Slurry Seal

Slurry seals are a mixture of bitumen emulsion, graded aggregates, mineral filler, water and other additives. The mixture is made and placed on a continuous basis using a travel paver (Slurry Surfacing Machine). The travel paver meters the mix components in a predetermined order into a pug mill. The typical mixing order is aggregate followed by cement, water, the additive and the emulsion. The resulting slurry material is a free flowing composite material that is spread via a spreader box over the existing road surface. The consistency of the slurry material allows it to spread over the pavement, wetting it, and forming an adhesive bond to the pavement.

The slurry mixture contains bitumen emulsion that breaks onto the pavement surface through heterogeneous or homogenous flocculation. The bitumen particles coalesce into films, creating a cohesive mixture. The mixture then cures, by loss of water, into a hardwearing, dense-graded asphalt/aggregate mixture that is bonded to the existing pavement.

A slurry seal is used to:
  • Seal sound and oxidized pavements
  • Restore surface texture by providing a skid-resistant wearing surface
  • Improve waterproofing characteristics
  • Correct raveling
  • Provide a new surface where weight restrictions preclude the use of heavier overlays (e.g., bridge decks), and
  • Provide a new surface where height restrictions are a problem (e.g., overcrossings).
A slurry surfacing does not add any structural capacity to an existing pavement; they are applied as a maintenance treatment to improve the functional characteristics of the pavement surface. The main criteria for project selection are:
  • Sound and well drained bases, surfaces, and shoulders
  • Free of distresses, including potholes and cracking
Distress modes that can be addressed using slurry surfacing include:
  • Raveling: Loose surfaces or surfaces losing aggregate may be resurfaced using slurry seals
  • Oxidized pavement with hairline cracks: These surfaces may be resurfaced using slurry seals
  • Friction Loss: Skid resistance can be restored by application of slurry seals
A slurry seal should not be used to:
  • Correct surface profile
  • Fill potholes, and
  • Alleviate cracking (with or without polymer modification)
Distress modes that cannot be addressed using slurry surfacing include:
  • Rutting
  • Cracking (including reflection cracking)
  • Base Failures (of any kind)
  • HMA Layers that exhibit plastic shear deformation

Slurry surfacing will not alleviate the cause of these distresses. As a result, the distresses will continue to form despite the application of a slurry surfacing.

The performance of a slurry surfacing depends on the quality of the materials and how they interact during cure and after cure.

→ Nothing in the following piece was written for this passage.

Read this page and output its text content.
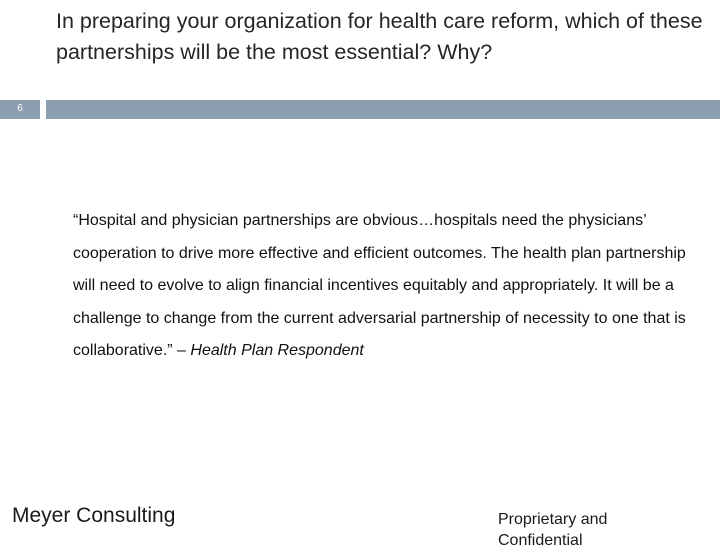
In preparing your organization for health care reform, which of these partnerships will be the most essential? Why?
6

“Hospital and physician partnerships are obvious…hospitals need the physicians’ cooperation to drive more effective and efficient outcomes. The health plan partnership will need to evolve to align financial incentives equitably and appropriately. It will be a challenge to change from the current adversarial partnership of necessity to one that is collaborative.” – Health Plan Respondent

Meyer Consulting	Proprietary and Confidential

The mix design procedure looks at the various phases of this process, which include:

  • Mixing: Will the components mix together and form slurry with desired consistency?
  • Breaking and Curing: Will the emulsion break in a controlled way on the aggregate, coat the aggregate, and form good films on the aggregate? Will the emulsion build up cohesion to a level that will resist abrasion due to traffic?
  • Performance : Will the slurry surfacing resist traffic-induced stresses?